Advogados de contribuintes entendem da mesma forma. O tributarista Leandro Cabral, sócio do Velloza Advogados, que atua pela Brasilveículos no caso, diz que a Lei nº 9.718/1998, que trata da base de incidência do PIS/Cofins, prevê a dedução da assistência 24 horas, no artigo 3º parágrafo 6º inciso II. “Não se trata de tese dos contribuintes, mas um direito assegurado pela lei”, diz.

Para Cabral, a decisão do Carf se aplica inclusive para os casos posteriores à edição da Lei nº 12.973/2014, que, segundo ele, tentou ampliar a base de cálculo dos dois tributos federais. “As novas hipóteses da norma não abrangem receitas de reservas técnicas, então não justifica a incidência e não muda o resultado da decisão.”

Como argumento favorável, tributaristas lembram do voto do ministro Dias Toffoli, do STF, ao julgar um caso da Axa Seguros. Essa ação, que não estava em repercussão geral, permitiu a incidência de PIS/Cofins sobre prêmios de seguros. Porém, nos embargos de declaração, Toffoli afirmou que a cobrança não deveria se estender aos ativos garantidores, citando parecer do ministro aposentado Cezar Peluzo. O impacto desse caso era de R$ 26,9 bilhões, segundo estimativa na Lei de Diretrizes Orçamentárias (RE 400479).

O tributarista Maurício Faro, sócio do BMA Advogados, lembra ainda que um parecer da Procuradoria-Geral da Fazenda Nacional (PGFN) chegou a reconhecer que essas receitas não eram operacionais, mas depois a Receita publicou uma solução de consulta dizendo o contrário. Para ele, não é possível a inclusão. “Não é receita operacional, porque é o cumprimento de uma obrigação regulatória. A empresa não tem autonomia para gerir esse dinheiro e precisa cumprir regras específicas”, diz.

Segundo Faro, a jurisprudência na Câmara Superior do Carf é desfavorável “há bastante tempo” e o cenário também não é positivo no Tribunais Regionais Federais (TRFs). Ele tem duas decisões definitivas favoráveis sobre o assunto, de segunda instância. Na Câmara Superior do Carf, menciona caso recente que esteve em julgamento, mas foi suspenso por um pedido de vista do novo presidente, com placar em 4 a 3 para a União (processo nº 16682.722324/2017-67).

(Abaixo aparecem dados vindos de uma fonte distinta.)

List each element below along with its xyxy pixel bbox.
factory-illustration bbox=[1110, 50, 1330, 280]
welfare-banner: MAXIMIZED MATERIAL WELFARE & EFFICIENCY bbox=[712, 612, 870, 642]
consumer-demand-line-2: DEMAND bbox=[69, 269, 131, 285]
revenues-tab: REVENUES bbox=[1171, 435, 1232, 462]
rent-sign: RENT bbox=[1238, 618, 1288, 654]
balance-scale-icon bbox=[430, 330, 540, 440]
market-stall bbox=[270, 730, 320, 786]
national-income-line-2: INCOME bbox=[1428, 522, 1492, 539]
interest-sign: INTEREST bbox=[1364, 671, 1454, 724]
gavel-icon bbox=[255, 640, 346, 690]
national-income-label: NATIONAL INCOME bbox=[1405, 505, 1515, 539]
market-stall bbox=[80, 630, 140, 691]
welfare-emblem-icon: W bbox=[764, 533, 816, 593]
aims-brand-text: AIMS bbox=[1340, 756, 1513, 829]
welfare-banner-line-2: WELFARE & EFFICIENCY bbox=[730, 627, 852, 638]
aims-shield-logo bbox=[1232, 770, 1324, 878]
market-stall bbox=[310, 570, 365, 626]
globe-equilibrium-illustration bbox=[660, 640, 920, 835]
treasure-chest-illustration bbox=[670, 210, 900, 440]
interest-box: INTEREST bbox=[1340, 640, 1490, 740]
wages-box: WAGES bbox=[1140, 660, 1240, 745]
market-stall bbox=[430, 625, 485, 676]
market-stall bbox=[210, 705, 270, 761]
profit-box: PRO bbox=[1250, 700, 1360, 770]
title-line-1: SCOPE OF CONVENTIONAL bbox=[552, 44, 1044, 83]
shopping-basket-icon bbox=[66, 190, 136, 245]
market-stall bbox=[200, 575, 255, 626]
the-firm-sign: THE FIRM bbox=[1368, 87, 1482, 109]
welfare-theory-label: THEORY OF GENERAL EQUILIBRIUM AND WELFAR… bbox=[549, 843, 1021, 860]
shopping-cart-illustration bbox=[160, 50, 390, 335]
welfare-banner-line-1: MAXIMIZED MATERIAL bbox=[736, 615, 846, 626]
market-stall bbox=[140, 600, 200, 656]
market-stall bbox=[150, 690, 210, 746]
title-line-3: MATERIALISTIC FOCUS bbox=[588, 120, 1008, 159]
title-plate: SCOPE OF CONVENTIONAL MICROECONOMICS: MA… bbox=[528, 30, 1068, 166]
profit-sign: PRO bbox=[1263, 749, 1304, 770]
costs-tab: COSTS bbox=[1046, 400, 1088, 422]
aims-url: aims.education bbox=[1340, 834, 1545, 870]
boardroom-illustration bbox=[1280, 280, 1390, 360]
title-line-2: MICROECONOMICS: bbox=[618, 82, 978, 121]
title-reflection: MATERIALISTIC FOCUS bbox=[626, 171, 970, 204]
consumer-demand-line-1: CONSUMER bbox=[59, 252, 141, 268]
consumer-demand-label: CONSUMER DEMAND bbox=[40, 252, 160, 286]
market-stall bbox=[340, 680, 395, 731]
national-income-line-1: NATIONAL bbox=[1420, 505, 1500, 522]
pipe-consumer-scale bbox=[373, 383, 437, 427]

Advogados defendem ainda que a tese das seguradoras difere da que foi julgada em junho do ano passado de forma desfavorável para as instituições financeiras, no STF (Tema 372). Nesse caso, por maioria, os ministros entenderam que as receitas financeiras integram a atividade típica dos bancos, portanto, devem compor a base dos tributos.

Para as seguradoras, contudo, não poderia ser aplicada a mesma lógica. “Existe uma peculiaridade na prestação do serviço e na obrigação legal de ter esse ativo garantidor”, diz Priscila Regina de Souza, sócia do Loeser e Hadad Advogados, acrescentando que “a decisão do Carf é muito coerente e está bastante alinhada com o conceito de receita bruta e faturamento”. “Qualquer decisão diversa é não respeitar a própria legislação.”

Procurada pelo Valor, a Procuradoria-Geral da Fazenda Nacional (PGFN) não deu retorno até o fechamento da edição. A Mapfre informou, em nota, que “não comenta decisões judiciais”.